Mathphobics also can go to the arboretum's website at www.mortonarb.org and refer to the Plant Health Care report which keeps a running trend of degree days.
To predict insect emergence, heat is the best indicator. "Water isn't nearly as important as heat for bugs," Danielson said.
Thus, while a season may be exceptionally rainy or dry, insects will emerge closer to schedule than when temperature changes are extreme.
According to the Plant Health Care report, through June 19, we were at 649 growing degree days. This is nine days less than the historical average (1937-2007) and 16 days behind last year.
The colder than usual weather is responsible for late blooms on such plants as roses and peonies, as well as prolonged blooms on early spring flowers like trillium and Virginia bluebells.

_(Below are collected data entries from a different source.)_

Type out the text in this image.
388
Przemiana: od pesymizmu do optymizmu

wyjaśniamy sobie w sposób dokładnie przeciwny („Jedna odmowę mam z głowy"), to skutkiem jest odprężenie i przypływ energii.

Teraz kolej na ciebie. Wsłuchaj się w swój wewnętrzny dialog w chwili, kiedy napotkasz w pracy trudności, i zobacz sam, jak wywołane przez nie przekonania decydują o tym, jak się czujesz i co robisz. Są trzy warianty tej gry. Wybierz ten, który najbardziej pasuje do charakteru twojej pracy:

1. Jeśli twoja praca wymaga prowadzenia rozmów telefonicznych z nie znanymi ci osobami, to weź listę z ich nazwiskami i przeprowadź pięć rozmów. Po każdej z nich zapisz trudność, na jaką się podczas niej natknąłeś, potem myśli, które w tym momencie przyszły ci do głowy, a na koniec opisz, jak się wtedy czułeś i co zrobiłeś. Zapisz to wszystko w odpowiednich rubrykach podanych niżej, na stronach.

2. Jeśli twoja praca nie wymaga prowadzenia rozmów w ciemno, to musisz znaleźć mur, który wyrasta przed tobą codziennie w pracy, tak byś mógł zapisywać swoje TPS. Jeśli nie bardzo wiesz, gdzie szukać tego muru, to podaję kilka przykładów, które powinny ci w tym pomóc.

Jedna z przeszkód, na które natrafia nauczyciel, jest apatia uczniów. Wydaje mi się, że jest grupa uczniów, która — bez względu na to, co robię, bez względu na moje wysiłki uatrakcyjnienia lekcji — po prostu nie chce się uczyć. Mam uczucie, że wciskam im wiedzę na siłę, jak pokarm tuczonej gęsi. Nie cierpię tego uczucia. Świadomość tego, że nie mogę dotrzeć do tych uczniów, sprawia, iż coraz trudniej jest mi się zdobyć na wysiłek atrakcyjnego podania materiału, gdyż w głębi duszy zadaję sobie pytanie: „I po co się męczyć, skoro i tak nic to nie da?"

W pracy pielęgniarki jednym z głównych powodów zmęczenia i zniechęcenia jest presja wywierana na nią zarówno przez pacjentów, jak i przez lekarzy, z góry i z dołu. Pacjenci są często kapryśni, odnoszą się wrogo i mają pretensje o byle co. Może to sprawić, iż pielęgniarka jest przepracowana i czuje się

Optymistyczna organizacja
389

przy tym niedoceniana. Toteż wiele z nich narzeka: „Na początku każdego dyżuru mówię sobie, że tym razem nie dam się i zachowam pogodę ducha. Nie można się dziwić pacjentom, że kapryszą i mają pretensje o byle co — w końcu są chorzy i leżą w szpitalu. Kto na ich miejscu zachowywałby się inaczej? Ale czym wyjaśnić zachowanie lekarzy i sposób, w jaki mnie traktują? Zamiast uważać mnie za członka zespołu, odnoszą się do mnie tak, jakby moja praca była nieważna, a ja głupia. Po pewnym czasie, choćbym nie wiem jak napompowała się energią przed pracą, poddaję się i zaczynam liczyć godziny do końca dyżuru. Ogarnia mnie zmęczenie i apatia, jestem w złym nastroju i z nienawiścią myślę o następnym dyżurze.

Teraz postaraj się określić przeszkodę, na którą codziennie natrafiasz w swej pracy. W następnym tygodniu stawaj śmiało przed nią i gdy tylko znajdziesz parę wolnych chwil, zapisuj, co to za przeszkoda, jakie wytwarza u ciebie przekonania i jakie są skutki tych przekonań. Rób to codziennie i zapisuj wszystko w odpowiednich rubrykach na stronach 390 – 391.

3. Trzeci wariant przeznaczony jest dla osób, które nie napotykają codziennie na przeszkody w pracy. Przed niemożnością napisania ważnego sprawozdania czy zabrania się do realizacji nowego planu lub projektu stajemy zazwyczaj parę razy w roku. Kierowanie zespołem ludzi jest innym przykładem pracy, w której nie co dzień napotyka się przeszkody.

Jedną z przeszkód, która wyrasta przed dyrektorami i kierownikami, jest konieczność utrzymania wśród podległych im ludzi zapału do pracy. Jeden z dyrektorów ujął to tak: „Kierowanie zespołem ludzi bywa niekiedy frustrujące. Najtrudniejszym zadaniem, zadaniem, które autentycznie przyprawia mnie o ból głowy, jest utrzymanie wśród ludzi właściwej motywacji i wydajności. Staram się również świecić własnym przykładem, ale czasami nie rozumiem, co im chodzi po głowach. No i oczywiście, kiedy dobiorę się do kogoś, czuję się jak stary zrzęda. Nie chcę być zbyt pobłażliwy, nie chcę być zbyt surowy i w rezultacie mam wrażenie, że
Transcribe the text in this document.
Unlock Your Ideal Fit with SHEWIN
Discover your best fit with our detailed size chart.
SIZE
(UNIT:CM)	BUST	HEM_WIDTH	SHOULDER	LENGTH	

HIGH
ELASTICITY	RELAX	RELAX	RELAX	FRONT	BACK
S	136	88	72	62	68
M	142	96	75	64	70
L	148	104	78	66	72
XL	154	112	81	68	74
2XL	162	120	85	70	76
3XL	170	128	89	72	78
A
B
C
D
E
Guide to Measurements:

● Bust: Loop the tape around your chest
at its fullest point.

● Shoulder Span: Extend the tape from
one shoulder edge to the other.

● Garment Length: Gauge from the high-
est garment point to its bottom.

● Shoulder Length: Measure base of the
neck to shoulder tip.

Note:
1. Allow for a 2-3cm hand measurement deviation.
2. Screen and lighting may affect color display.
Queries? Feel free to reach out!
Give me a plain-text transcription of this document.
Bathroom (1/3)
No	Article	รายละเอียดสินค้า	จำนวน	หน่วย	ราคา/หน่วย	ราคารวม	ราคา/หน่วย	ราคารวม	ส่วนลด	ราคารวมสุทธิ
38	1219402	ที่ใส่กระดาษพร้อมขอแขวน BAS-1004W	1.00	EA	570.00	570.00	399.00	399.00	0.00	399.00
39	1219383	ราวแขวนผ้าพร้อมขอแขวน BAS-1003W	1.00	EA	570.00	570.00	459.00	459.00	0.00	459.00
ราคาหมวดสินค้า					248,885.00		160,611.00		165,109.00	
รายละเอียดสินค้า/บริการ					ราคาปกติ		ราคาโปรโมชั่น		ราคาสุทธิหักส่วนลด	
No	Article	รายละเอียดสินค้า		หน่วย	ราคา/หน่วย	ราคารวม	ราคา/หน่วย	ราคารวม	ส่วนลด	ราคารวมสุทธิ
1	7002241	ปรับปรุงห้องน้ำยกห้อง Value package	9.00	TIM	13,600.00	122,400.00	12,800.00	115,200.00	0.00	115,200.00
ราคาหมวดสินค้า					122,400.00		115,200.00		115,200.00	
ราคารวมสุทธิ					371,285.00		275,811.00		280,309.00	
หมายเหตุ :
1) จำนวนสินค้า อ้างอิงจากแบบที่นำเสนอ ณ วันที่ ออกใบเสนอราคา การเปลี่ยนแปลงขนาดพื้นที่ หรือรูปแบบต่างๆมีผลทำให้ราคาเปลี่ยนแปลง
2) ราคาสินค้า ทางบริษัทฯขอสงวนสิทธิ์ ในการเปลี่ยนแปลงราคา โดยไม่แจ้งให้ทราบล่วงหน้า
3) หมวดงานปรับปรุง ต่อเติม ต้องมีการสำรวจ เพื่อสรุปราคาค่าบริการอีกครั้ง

Phenology includes "indicator plants" whose bloom is associated with the appearance of certain insects. While there may be no direct causative relationship among these plants and the insects they presage, years of observation has shown that the timing of bloom coincides with the emergence of particular insects. Don Orton, author of Coincide, in fact lists hundreds of insects associated with particular indicatorm plants.
Blooms on Japanese tree lilac, for example, are associated with the emergence of bagworms and euonymus scale. Plan on seeing Japanese beetles when elderberry blossoms. Watch for leaf crumple's and locust borers when Canada goldenrod is in early bloom.
What to do with all this phenological information? Orton's book suggests that, armed with preknowledge of insect invasions, a homeowner can devise an integrated pest management strategy. The timing of some pest control methods depends upon the insect's stage of development.
Or, if you're like Donna Danielson, you can enjoy the experience of observing nature such as the hatching of European pine sawflies. "It was really cool," she asserts. "The eggs are like little gold dots."
She pauses and adds, "Maybe you have to be a bug person." Bug people like Donna will enjoy the Big Bugs exhibit at the Arboretum through July 20.